Recall from a previous post that while preparing for an upcoming UofT Industrial Relations summer course, I visited the Tolpuddle Martyrs plaque here in Ontario in anticipation of a field trip to the original site of this 1834 British historical event.
The plaque commemorates this important moment in history with a Canadian connection. The event is deemed to be one of the first recorded occurrences of a protest by organized labour. Six farmers who made an oath to one another that they would not accept work for less than 10 shillings per week were were convicted of breaching the Unlawful Oaths Act 1797 and sentenced to penal transportation to Australia. A groundswell of support for the Tolpuddle Six resulted in a petition with 800,000 signatures; pardons were granted that brought them back to England. Five of these martyrs chose to migrate to Canada and settled in London, Ontario.
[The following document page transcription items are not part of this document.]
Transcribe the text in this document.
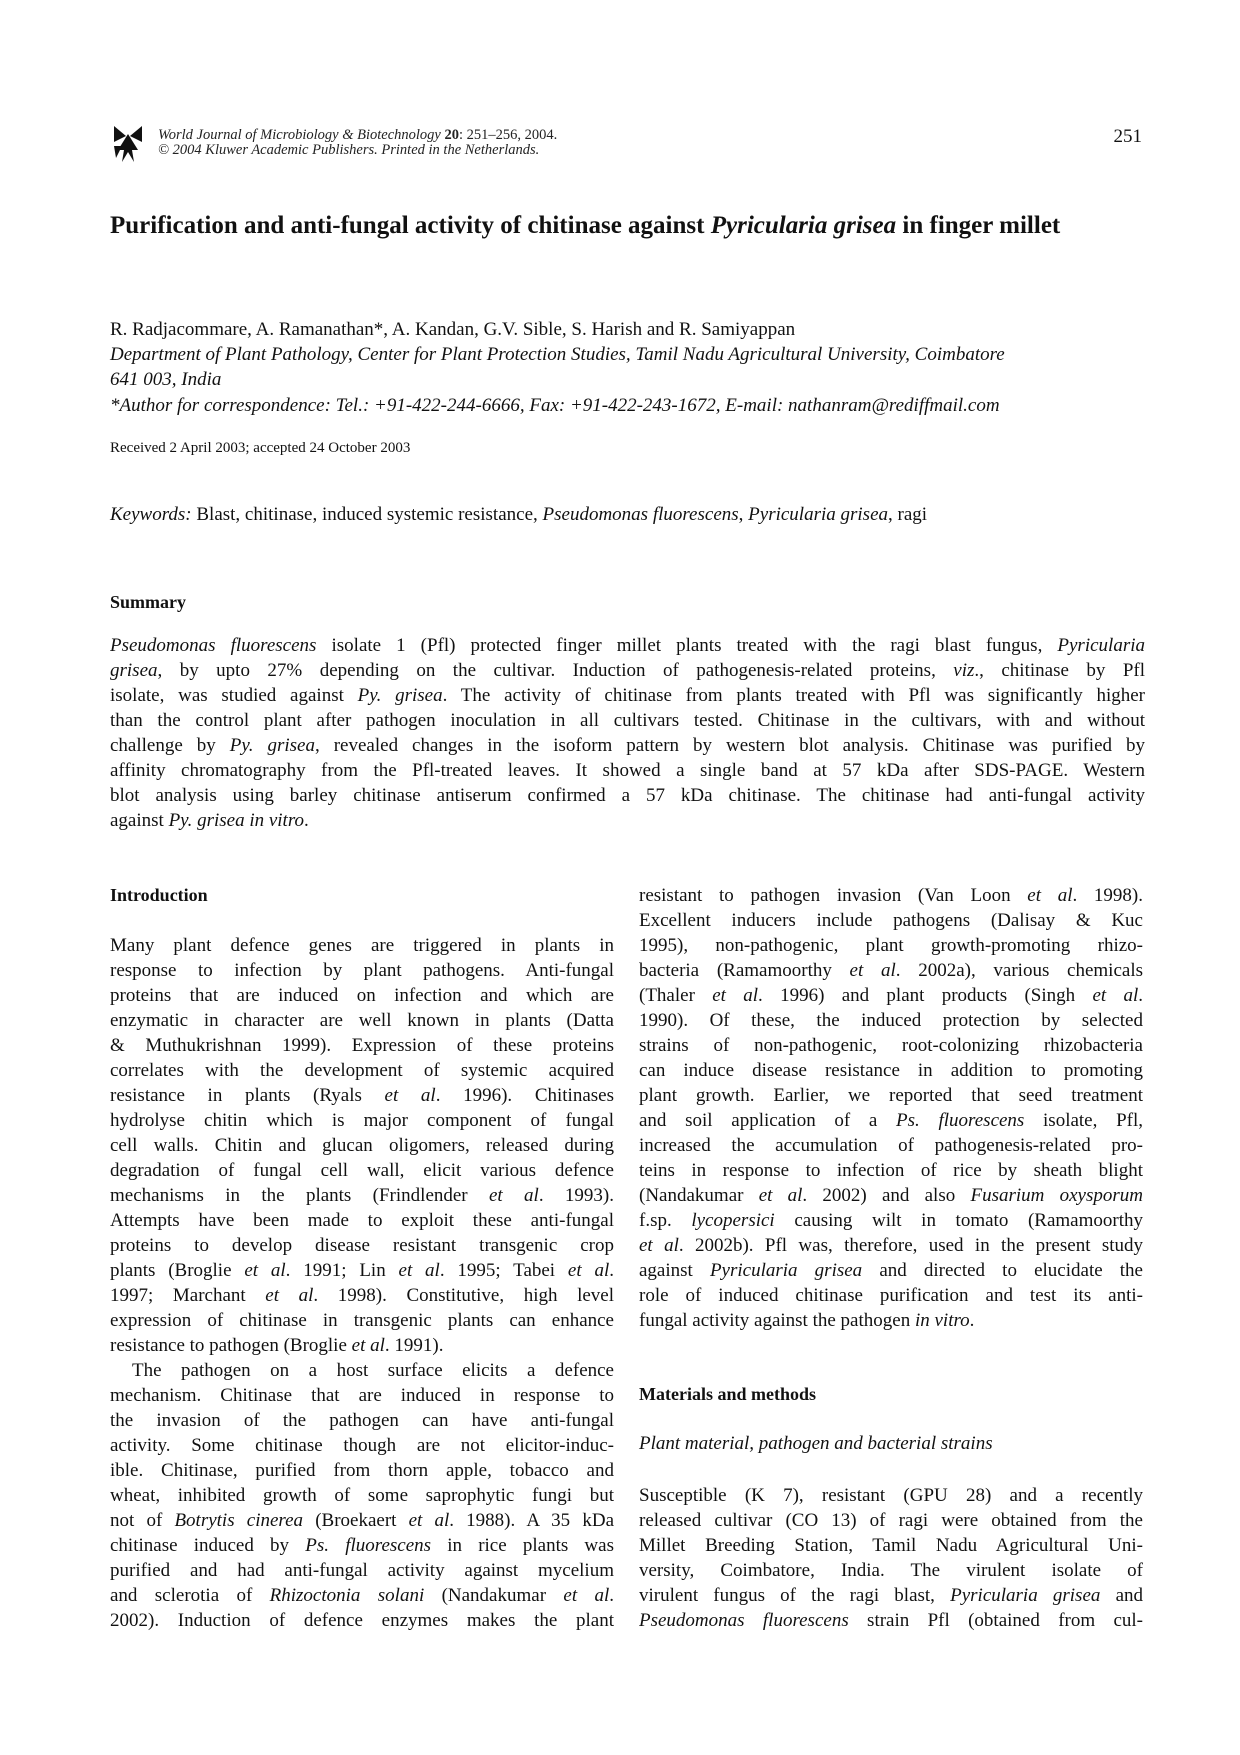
World Journal of Microbiology & Biotechnology 20: 251–256, 2004.
© 2004 Kluwer Academic Publishers. Printed in the Netherlands.
251
Purification and anti-fungal activity of chitinase against Pyricularia grisea in finger millet
R. Radjacommare, A. Ramanathan*, A. Kandan, G.V. Sible, S. Harish and R. Samiyappan
Department of Plant Pathology, Center for Plant Protection Studies, Tamil Nadu Agricultural University, Coimbatore
641 003, India
*Author for correspondence: Tel.: +91-422-244-6666, Fax: +91-422-243-1672, E-mail: nathanram@rediffmail.com
Received 2 April 2003; accepted 24 October 2003
Keywords: Blast, chitinase, induced systemic resistance, Pseudomonas fluorescens, Pyricularia grisea, ragi
Summary
Introduction
Materials and methods
Plant material, pathogen and bacterial strains
Pseudomonas fluorescens isolate 1 (Pfl) protected finger millet plants treated with the ragi blast fungus, Pyricularia
grisea, by upto 27% depending on the cultivar. Induction of pathogenesis-related proteins, viz., chitinase by Pfl
isolate, was studied against Py. grisea. The activity of chitinase from plants treated with Pfl was significantly higher
than the control plant after pathogen inoculation in all cultivars tested. Chitinase in the cultivars, with and without
challenge by Py. grisea, revealed changes in the isoform pattern by western blot analysis. Chitinase was purified by
affinity chromatography from the Pfl-treated leaves. It showed a single band at 57 kDa after SDS-PAGE. Western
blot analysis using barley chitinase antiserum confirmed a 57 kDa chitinase. The chitinase had anti-fungal activity
against Py. grisea in vitro.
Many plant defence genes are triggered in plants in
response to infection by plant pathogens. Anti-fungal
proteins that are induced on infection and which are
enzymatic in character are well known in plants (Datta
& Muthukrishnan 1999). Expression of these proteins
correlates with the development of systemic acquired
resistance in plants (Ryals et al. 1996). Chitinases
hydrolyse chitin which is major component of fungal
cell walls. Chitin and glucan oligomers, released during
degradation of fungal cell wall, elicit various defence
mechanisms in the plants (Frindlender et al. 1993).
Attempts have been made to exploit these anti-fungal
proteins to develop disease resistant transgenic crop
plants (Broglie et al. 1991; Lin et al. 1995; Tabei et al.
1997; Marchant et al. 1998). Constitutive, high level
expression of chitinase in transgenic plants can enhance
resistance to pathogen (Broglie et al. 1991).
The pathogen on a host surface elicits a defence
mechanism. Chitinase that are induced in response to
the invasion of the pathogen can have anti-fungal
activity. Some chitinase though are not elicitor-induc-
ible. Chitinase, purified from thorn apple, tobacco and
wheat, inhibited growth of some saprophytic fungi but
not of Botrytis cinerea (Broekaert et al. 1988). A 35 kDa
chitinase induced by Ps. fluorescens in rice plants was
purified and had anti-fungal activity against mycelium
and sclerotia of Rhizoctonia solani (Nandakumar et al.
2002). Induction of defence enzymes makes the plant
resistant to pathogen invasion (Van Loon et al. 1998).
Excellent inducers include pathogens (Dalisay & Kuc
1995), non-pathogenic, plant growth-promoting rhizo-
bacteria (Ramamoorthy et al. 2002a), various chemicals
(Thaler et al. 1996) and plant products (Singh et al.
1990). Of these, the induced protection by selected
strains of non-pathogenic, root-colonizing rhizobacteria
can induce disease resistance in addition to promoting
plant growth. Earlier, we reported that seed treatment
and soil application of a Ps. fluorescens isolate, Pfl,
increased the accumulation of pathogenesis-related pro-
teins in response to infection of rice by sheath blight
(Nandakumar et al. 2002) and also Fusarium oxysporum
f.sp. lycopersici causing wilt in tomato (Ramamoorthy
et al. 2002b). Pfl was, therefore, used in the present study
against Pyricularia grisea and directed to elucidate the
role of induced chitinase purification and test its anti-
fungal activity against the pathogen in vitro.
Susceptible (K 7), resistant (GPU 28) and a recently
released cultivar (CO 13) of ragi were obtained from the
Millet Breeding Station, Tamil Nadu Agricultural Uni-
versity, Coimbatore, India. The virulent isolate of
virulent fungus of the ragi blast, Pyricularia grisea and
Pseudomonas fluorescens strain Pfl (obtained from cul-
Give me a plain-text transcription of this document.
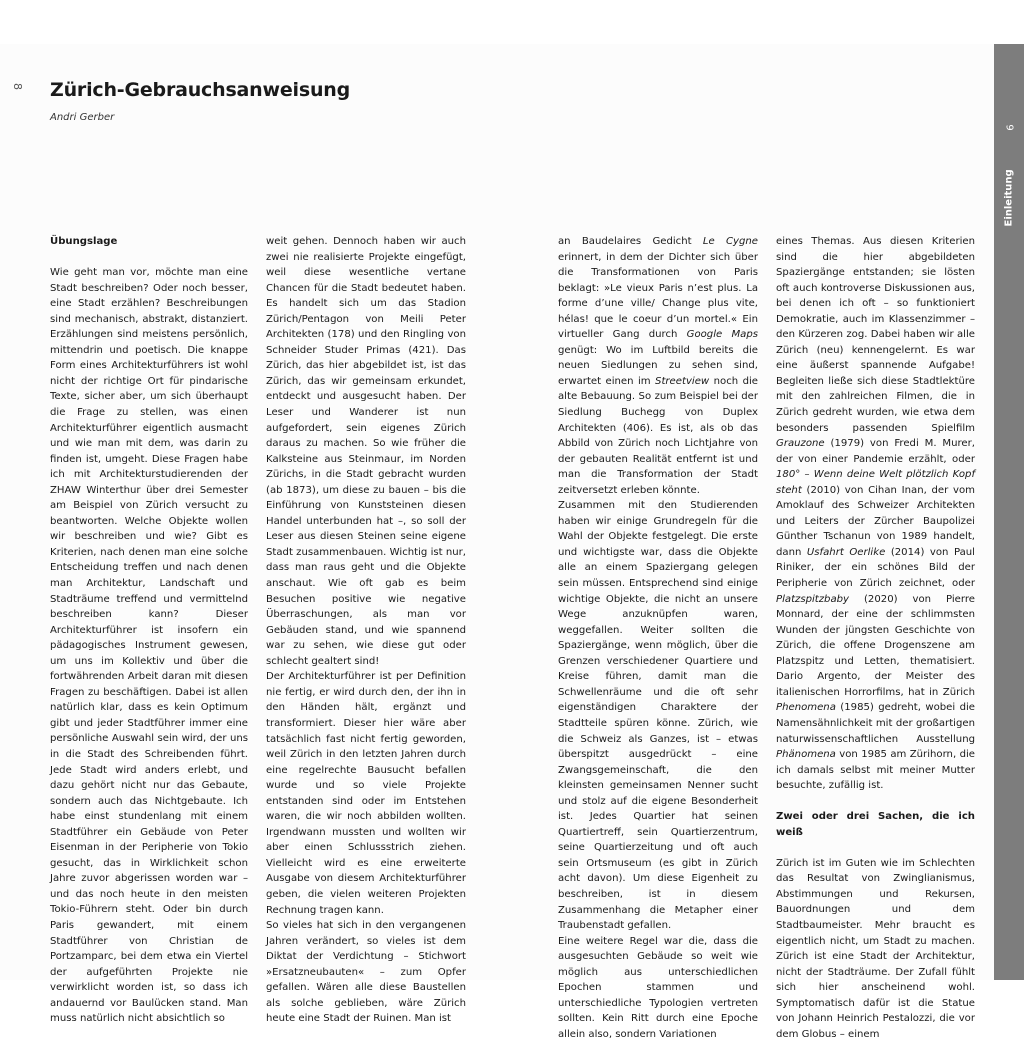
8 Zürich-Gebrauchsanweisung

Andri Gerber

Übungslage

Wie geht man vor, möchte man eine Stadt beschreiben? Oder noch besser, eine Stadt erzählen? Beschreibungen sind mechanisch, abstrakt, distanziert. Erzählungen sind meistens persönlich, mittendrin und poetisch. Die knappe Form eines Architekturführers ist wohl nicht der richtige Ort für pindarische Texte, sicher aber, um sich überhaupt die Frage zu stellen, was einen Architekturführer eigentlich ausmacht und wie man mit dem, was darin zu finden ist, umgeht. Diese Fragen habe ich mit Architekturstudierenden der ZHAW Winterthur über drei Semester am Beispiel von Zürich versucht zu beantworten. Welche Objekte wollen wir beschreiben und wie? Gibt es Kriterien, nach denen man eine solche Entscheidung treffen und nach denen man Architektur, Landschaft und Stadträume treffend und vermittelnd beschreiben kann? Dieser Architekturführer ist insofern ein pädagogisches Instrument gewesen, um uns im Kollektiv und über die fortwährenden Arbeit daran mit diesen Fragen zu beschäftigen. Dabei ist allen natürlich klar, dass es kein Optimum gibt und jeder Stadtführer immer eine persönliche Auswahl sein wird, der uns in die Stadt des Schreibenden führt. Jede Stadt wird anders erlebt, und dazu gehört nicht nur das Gebaute, sondern auch das Nichtgebaute. Ich habe einst stundenlang mit einem Stadtführer ein Gebäude von Peter Eisenman in der Peripherie von Tokio gesucht, das in Wirklichkeit schon Jahre zuvor abgerissen worden war – und das noch heute in den meisten Tokio-Führern steht. Oder bin durch Paris gewandert, mit einem Stadtführer von Christian de Portzamparc, bei dem etwa ein Viertel der aufgeführten Projekte nie verwirklicht worden ist, so dass ich andauernd vor Baulücken stand. Man muss natürlich nicht absichtlich so

weit gehen. Dennoch haben wir auch zwei nie realisierte Projekte eingefügt, weil diese wesentliche vertane Chancen für die Stadt bedeutet haben. Es handelt sich um das Stadion Zürich/Pentagon von Meili Peter Architekten (178) und den Ringling von Schneider Studer Primas (421). Das Zürich, das hier abgebildet ist, ist das Zürich, das wir gemeinsam erkundet, entdeckt und ausgesucht haben. Der Leser und Wanderer ist nun aufgefordert, sein eigenes Zürich daraus zu machen. So wie früher die Kalksteine aus Steinmaur, im Norden Zürichs, in die Stadt gebracht wurden (ab 1873), um diese zu bauen – bis die Einführung von Kunststeinen diesen Handel unterbunden hat –, so soll der Leser aus diesen Steinen seine eigene Stadt zusammenbauen. Wichtig ist nur, dass man raus geht und die Objekte anschaut. Wie oft gab es beim Besuchen positive wie negative Überraschungen, als man vor Gebäuden stand, und wie spannend war zu sehen, wie diese gut oder schlecht gealtert sind!

Der Architekturführer ist per Definition nie fertig, er wird durch den, der ihn in den Händen hält, ergänzt und transformiert. Dieser hier wäre aber tatsächlich fast nicht fertig geworden, weil Zürich in den letzten Jahren durch eine regelrechte Bausucht befallen wurde und so viele Projekte entstanden sind oder im Entstehen waren, die wir noch abbilden wollten. Irgendwann mussten und wollten wir aber einen Schlussstrich ziehen. Vielleicht wird es eine erweiterte Ausgabe von diesem Architekturführer geben, die vielen weiteren Projekten Rechnung tragen kann.

So vieles hat sich in den vergangenen Jahren verändert, so vieles ist dem Diktat der Verdichtung – Stichwort »Ersatzneubauten« – zum Opfer gefallen. Wären alle diese Baustellen als solche geblieben, wäre Zürich heute eine Stadt der Ruinen. Man ist

an Baudelaires Gedicht Le Cygne erinnert, in dem der Dichter sich über die Transformationen von Paris beklagt: »Le vieux Paris n’est plus. La forme d’une ville/ Change plus vite, hélas! que le coeur d’un mortel.« Ein virtueller Gang durch Google Maps genügt: Wo im Luftbild bereits die neuen Siedlungen zu sehen sind, erwartet einen im Streetview noch die alte Bebauung. So zum Beispiel bei der Siedlung Buchegg von Duplex Architekten (406). Es ist, als ob das Abbild von Zürich noch Lichtjahre von der gebauten Realität entfernt ist und man die Transformation der Stadt zeitversetzt erleben könnte.

Zusammen mit den Studierenden haben wir einige Grundregeln für die Wahl der Objekte festgelegt. Die erste und wichtigste war, dass die Objekte alle an einem Spaziergang gelegen sein müssen. Entsprechend sind einige wichtige Objekte, die nicht an unsere Wege anzuknüpfen waren, weggefallen. Weiter sollten die Spaziergänge, wenn möglich, über die Grenzen verschiedener Quartiere und Kreise führen, damit man die Schwellenräume und die oft sehr eigenständigen Charaktere der Stadtteile spüren könne. Zürich, wie die Schweiz als Ganzes, ist – etwas überspitzt ausgedrückt – eine Zwangsgemeinschaft, die den kleinsten gemeinsamen Nenner sucht und stolz auf die eigene Besonderheit ist. Jedes Quartier hat seinen Quartiertreff, sein Quartierzentrum, seine Quartierzeitung und oft auch sein Ortsmuseum (es gibt in Zürich acht davon). Um diese Eigenheit zu beschreiben, ist in diesem Zusammenhang die Metapher einer Traubenstadt gefallen.

Eine weitere Regel war die, dass die ausgesuchten Gebäude so weit wie möglich aus unterschiedlichen Epochen stammen und unterschiedliche Typologien vertreten sollten. Kein Ritt durch eine Epoche allein also, sondern Variationen

eines Themas. Aus diesen Kriterien sind die hier abgebildeten Spaziergänge entstanden; sie lösten oft auch kontroverse Diskussionen aus, bei denen ich oft – so funktioniert Demokratie, auch im Klassenzimmer – den Kürzeren zog. Dabei haben wir alle Zürich (neu) kennengelernt. Es war eine äußerst spannende Aufgabe! Begleiten ließe sich diese Stadtlektüre mit den zahlreichen Filmen, die in Zürich gedreht wurden, wie etwa dem besonders passenden Spielfilm Grauzone (1979) von Fredi M. Murer, der von einer Pandemie erzählt, oder 180° – Wenn deine Welt plötzlich Kopf steht (2010) von Cihan Inan, der vom Amoklauf des Schweizer Architekten und Leiters der Zürcher Baupolizei Günther Tschanun von 1989 handelt, dann Usfahrt Oerlike (2014) von Paul Riniker, der ein schönes Bild der Peripherie von Zürich zeichnet, oder Platzspitzbaby (2020) von Pierre Monnard, der eine der schlimmsten Wunden der jüngsten Geschichte von Zürich, die offene Drogenszene am Platzspitz und Letten, thematisiert. Dario Argento, der Meister des italienischen Horrorfilms, hat in Zürich Phenomena (1985) gedreht, wobei die Namensähnlichkeit mit der großartigen naturwissenschaftlichen Ausstellung Phänomena von 1985 am Zürihorn, die ich damals selbst mit meiner Mutter besuchte, zufällig ist.

Zwei oder drei Sachen, die ich weiß

Zürich ist im Guten wie im Schlechten das Resultat von Zwinglianismus, Abstimmungen und Rekursen, Bauordnungen und dem Stadtbaumeister. Mehr braucht es eigentlich nicht, um Stadt zu machen. Zürich ist eine Stadt der Architektur, nicht der Stadträume. Der Zufall fühlt sich hier anscheinend wohl. Symptomatisch dafür ist die Statue von Johann Heinrich Pestalozzi, die vor dem Globus – einem

9
Einleitung
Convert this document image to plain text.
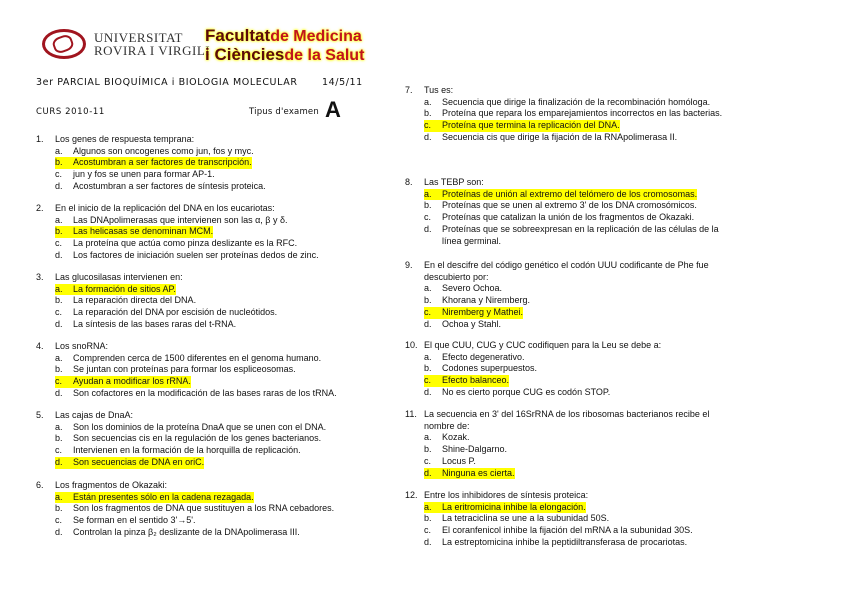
UNIVERSITAT
ROVIRA I VIRGILI
Facultatde Medicina
i Ciènciesde la Salut
3er PARCIAL BIOQUÍMICA i BIOLOGIA MOLECULAR	14/5/11
CURS 2010-11	Tipus d'examen A
1.	Los genes de respuesta temprana:
a.	Algunos son oncogenes como jun, fos y myc.
b.	Acostumbran a ser factores de transcripción.
c.	jun y fos se unen para formar AP-1.
d.	Acostumbran a ser factores de síntesis proteica.
2.	En el inicio de la replicación del DNA en los eucariotas:
a.	Las DNApolimerasas que intervienen son las α, β y δ.
b.	Las helicasas se denominan MCM.
c.	La proteína que actúa como pinza deslizante es la RFC.
d.	Los factores de iniciación suelen ser proteínas dedos de zinc.
3.	Las glucosilasas intervienen en:
a.	La formación de sitios AP.
b.	La reparación directa del DNA.
c.	La reparación del DNA por escisión de nucleótidos.
d.	La síntesis de las bases raras del t-RNA.
4.	Los snoRNA:
a.	Comprenden cerca de 1500 diferentes en el genoma humano.
b.	Se juntan con proteínas para formar los espliceosomas.
c.	Ayudan a modificar los rRNA.
d.	Son cofactores en la modificación de las bases raras de los tRNA.
5.	Las cajas de DnaA:
a.	Son los dominios de la proteína DnaA que se unen con el DNA.
b.	Son secuencias cis en la regulación de los genes bacterianos.
c.	Intervienen en la formación de la horquilla de replicación.
d.	Son secuencias de DNA en oriC.
6.	Los fragmentos de Okazaki:
a.	Están presentes sólo en la cadena rezagada.
b.	Son los fragmentos de DNA que sustituyen a los RNA cebadores.
c.	Se forman en el sentido 3'→5'.
d.	Controlan la pinza β₂ deslizante de la DNApolimerasa III.
7.	Tus es:
a.	Secuencia que dirige la finalización de la recombinación homóloga.
b.	Proteína que repara los emparejamientos incorrectos en las bacterias.
c.	Proteína que termina la replicación del DNA.
d.	Secuencia cis que dirige la fijación de la RNApolimerasa II.
8.	Las TEBP son:
a.	Proteínas de unión al extremo del telómero de los cromosomas.
b.	Proteínas que se unen al extremo 3' de los DNA cromosómicos.
c.	Proteínas que catalizan la unión de los fragmentos de Okazaki.
d.	Proteínas que se sobreexpresan en la replicación de las células de la línea germinal.
9.	En el descifre del código genético el codón UUU codificante de Phe fue descubierto por:
a.	Severo Ochoa.
b.	Khorana y Niremberg.
c.	Niremberg y Mathei.
d.	Ochoa y Stahl.
10. El que CUU, CUG y CUC codifiquen para la Leu se debe a:
a.	Efecto degenerativo.
b.	Codones superpuestos.
c.	Efecto balanceo.
d.	No es cierto porque CUG es codón STOP.
11. La secuencia en 3' del 16SrRNA de los ribosomas bacterianos recibe el nombre de:
a.	Kozak.
b.	Shine-Dalgarno.
c.	Locus P.
d.	Ninguna es cierta.
12. Entre los inhibidores de síntesis proteica:
a.	La eritromicina inhibe la elongación.
b.	La tetraciclina se une a la subunidad 50S.
c.	El coranfenicol inhibe la fijación del mRNA a la subunidad 30S.
d.	La estreptomicina inhibe la peptidiltransferasa de procariotas.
During the summer, students enrolled in the CIRHR-sponsored Summer Abroad course based in Canterbury, Kent visited the town of Tolpuddle, along with other iconic locations. While the annual Tolpuddle Martyrs' Festival was ultimately cancelled due to a torrential downpour, our students were able to get there earlier enough in the weekend to have a command impromptu and passionate lecture from the Manager of the Tolpuddle Museum. The experience was moving. The lecture emphasized the positive effect of peaceful protest and put into perspective how historical causes have had a profound impact on contemporary workplaces.